We went deep-diving into feature development, the Business Data Catalog, Enterprise Search and WCF Web Services. Just as in my previous post this is me cleaning up my notes and also a way to know where I have them. I hope you’ll find use for it, even if there are no code samples it may give you some good pointers on where to start.
Starting with the feature development we got more demonstration code on how to set up our environment, especially for WSPBuilder. Setting up folders in Visual Studio that corresponds to the SharePoint hive 12 structure will let WSPBuilder install everything in the correct folder, even in the 80-folder.
In order to deploy a SharePoint web part we also need to sign our assembly. It’s best to create a Strong Name Key before and use it for all your web parts. That way they will all have the same Public Key.
With a Feature we can work with all parts of our SharePoint application. For example: on the feature Activated-method we can get to our site with properties.Feature.Parent as SPWeb. We may then change properties in the site. Don’t forget to use .Update() for all changes to go through.
Tip: On all SharePoint pages you can add ?contents=1 to view all web parts added to the page. Sometime a web part may be closed but not removed from the page. This can be done through this page.
The Business Data Catalog is a very nice feature included in the Enterprise version. With the BDC we can map an external database and then use it in our application in lists and such.
The BDC can be found in Central Administration under Shared Services.
In order to use a BCD an Application Definition File has to be created. This is an xml-file mapping the database tables into entities. Similar to any other O/R Mapper such as Entity Framework or NHibernate.
The ADF is very complicated and you don’t really want to do it manually. Instead we can use the tools available. BDC Metaman is popular and it has a free SQL-version. There is also the Application Definition Designer which is included in the MOSS SDK.
When it comes to Enterprise Search in SharePoint it is a huge subject. In order to go through it all you need a seminar or course only for the search. However, it was nice to get a run-through with the most important parts to know where to start.
In the search administration you can set upp crawl schedules to index all documents and sites that should be available for searching.

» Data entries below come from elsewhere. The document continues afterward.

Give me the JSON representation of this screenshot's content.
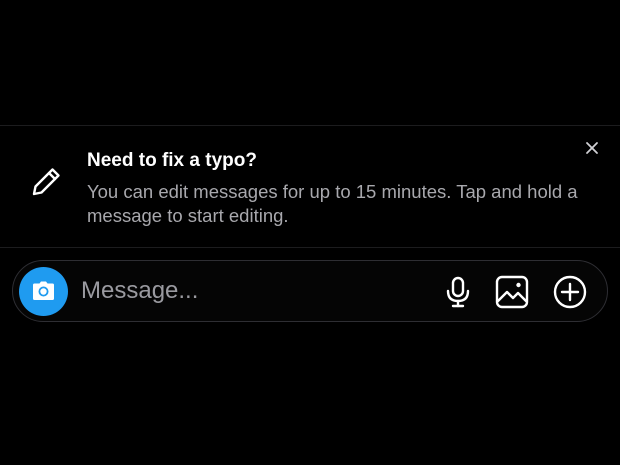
{
  "tip": {
    "title": "Need to fix a typo?",
    "body": "You can edit messages for up to 15 minutes. Tap and hold a message to start editing.",
    "icon": "pencil-icon",
    "close_icon": "close-icon"
  },
  "composer": {
    "placeholder": "Message...",
    "camera_icon": "camera-icon",
    "actions": [
      "microphone-icon",
      "gallery-icon",
      "add-circle-icon"
    ]
  },
  "colors": {
    "background": "#000000",
    "accent": "#1f9bf0",
    "secondary_text": "#a8a8ad",
    "placeholder": "#9a9aa0",
    "border": "#2e2e33"
  }
}
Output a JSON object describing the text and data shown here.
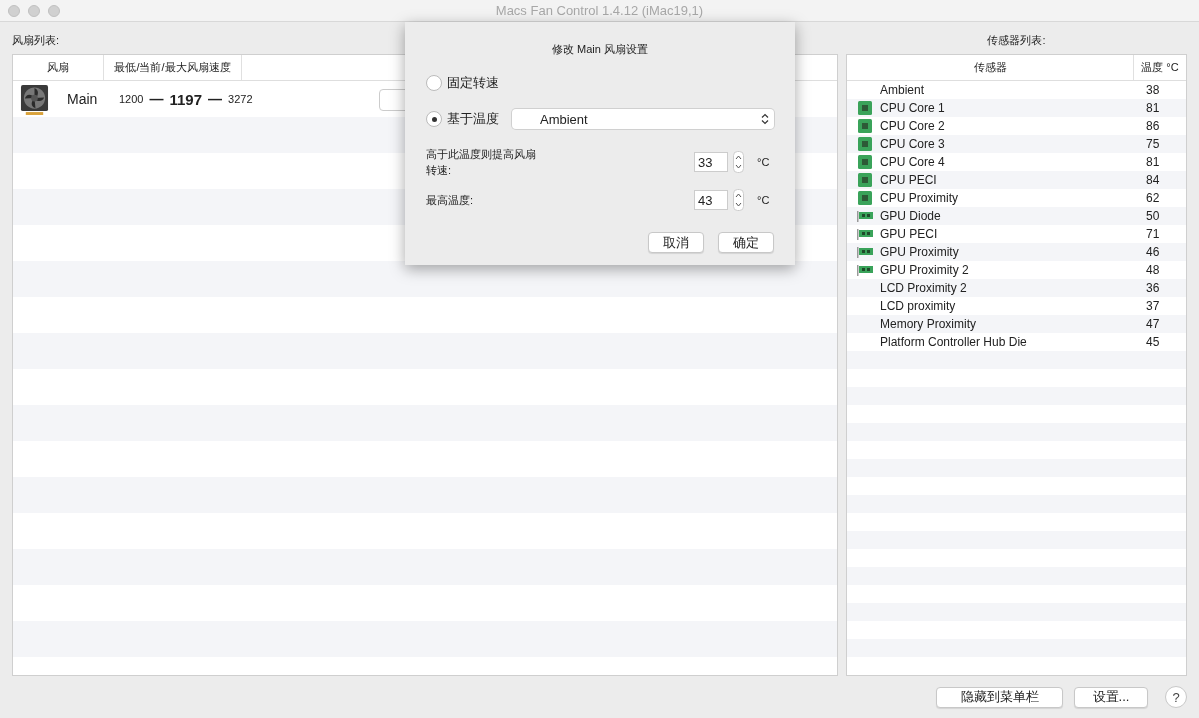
{
  "window": {
    "title": "Macs Fan Control 1.4.12 (iMac19,1)"
  },
  "fan_list": {
    "label": "风扇列表:",
    "columns": [
      "风扇",
      "最低/当前/最大风扇速度"
    ],
    "rows": [
      {
        "name": "Main",
        "min": "1200",
        "current": "1197",
        "max": "3272",
        "separator_1": "—",
        "separator_2": "—"
      }
    ]
  },
  "sensor_list": {
    "label": "传感器列表:",
    "columns": [
      "传感器",
      "温度 °C"
    ],
    "rows": [
      {
        "kind": "plain",
        "name": "Ambient",
        "value": "38"
      },
      {
        "kind": "cpu",
        "name": "CPU Core 1",
        "value": "81"
      },
      {
        "kind": "cpu",
        "name": "CPU Core 2",
        "value": "86"
      },
      {
        "kind": "cpu",
        "name": "CPU Core 3",
        "value": "75"
      },
      {
        "kind": "cpu",
        "name": "CPU Core 4",
        "value": "81"
      },
      {
        "kind": "cpu",
        "name": "CPU PECI",
        "value": "84"
      },
      {
        "kind": "cpu",
        "name": "CPU Proximity",
        "value": "62"
      },
      {
        "kind": "gpu",
        "name": "GPU Diode",
        "value": "50"
      },
      {
        "kind": "gpu",
        "name": "GPU PECI",
        "value": "71"
      },
      {
        "kind": "gpu",
        "name": "GPU Proximity",
        "value": "46"
      },
      {
        "kind": "gpu",
        "name": "GPU Proximity 2",
        "value": "48"
      },
      {
        "kind": "plain",
        "name": "LCD Proximity 2",
        "value": "36"
      },
      {
        "kind": "plain",
        "name": "LCD proximity",
        "value": "37"
      },
      {
        "kind": "plain",
        "name": "Memory Proximity",
        "value": "47"
      },
      {
        "kind": "plain",
        "name": "Platform Controller Hub Die",
        "value": "45"
      }
    ]
  },
  "dialog": {
    "title": "修改 Main 风扇设置",
    "modes": [
      {
        "label": "固定转速",
        "selected": false
      },
      {
        "label": "基于温度",
        "selected": true
      }
    ],
    "sensor_select": {
      "value": "Ambient"
    },
    "fields": [
      {
        "label": "高于此温度则提高风扇转速:",
        "value": "33",
        "unit": "°C"
      },
      {
        "label": "最高温度:",
        "value": "43",
        "unit": "°C"
      }
    ],
    "buttons": [
      "取消",
      "确定"
    ]
  },
  "footer": {
    "buttons": [
      "隐藏到菜单栏",
      "设置..."
    ],
    "help": "?"
  }
}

The search has word breakers that will divide sentences into words and stemmers which makes it possible to find different inflections of a word. For example Joe ran will also return Joe is running.
In order to search in files SharePoint uses IFilters. Specific IFilters can be downloaded from http://www.ifilter.org.
We can also use the SearchAPI to set up our own searches. In WSS we don’t have cross-site searches but with a web part we can loop through all our SPSites, do a search in each site and then merge the result.
Our last module of the seminar was the WCF Web Services. This is something I haven’t had time to look at before so it was nice to see the demo.
When using WCF in SharePoint the first thing we have to do is to add a Virtual Path Provider. This is because WCF does not handle ~ in paths. Instead of coding our own we can use Winsmarts SharePoint WCF Support that is available at http://spwcfsupport.codeplex.com/
One thing to think about is that the samples show us to host our WCJ services in the /_wcf folder. Instead you should put them in the 12 hive, for example in the _layouts folder. This way it will work for extended web applications without problems.
That was it for this 2-day seminar and I really enjoyed it. I learned a lot and hopefully I’ll have use for most of it very soon.
Shannon Bray made the presentation very interesting and he is excellent in sharing his knowledge.
Thank you Shannon and thank you AddSkills for arranging this expert seminar.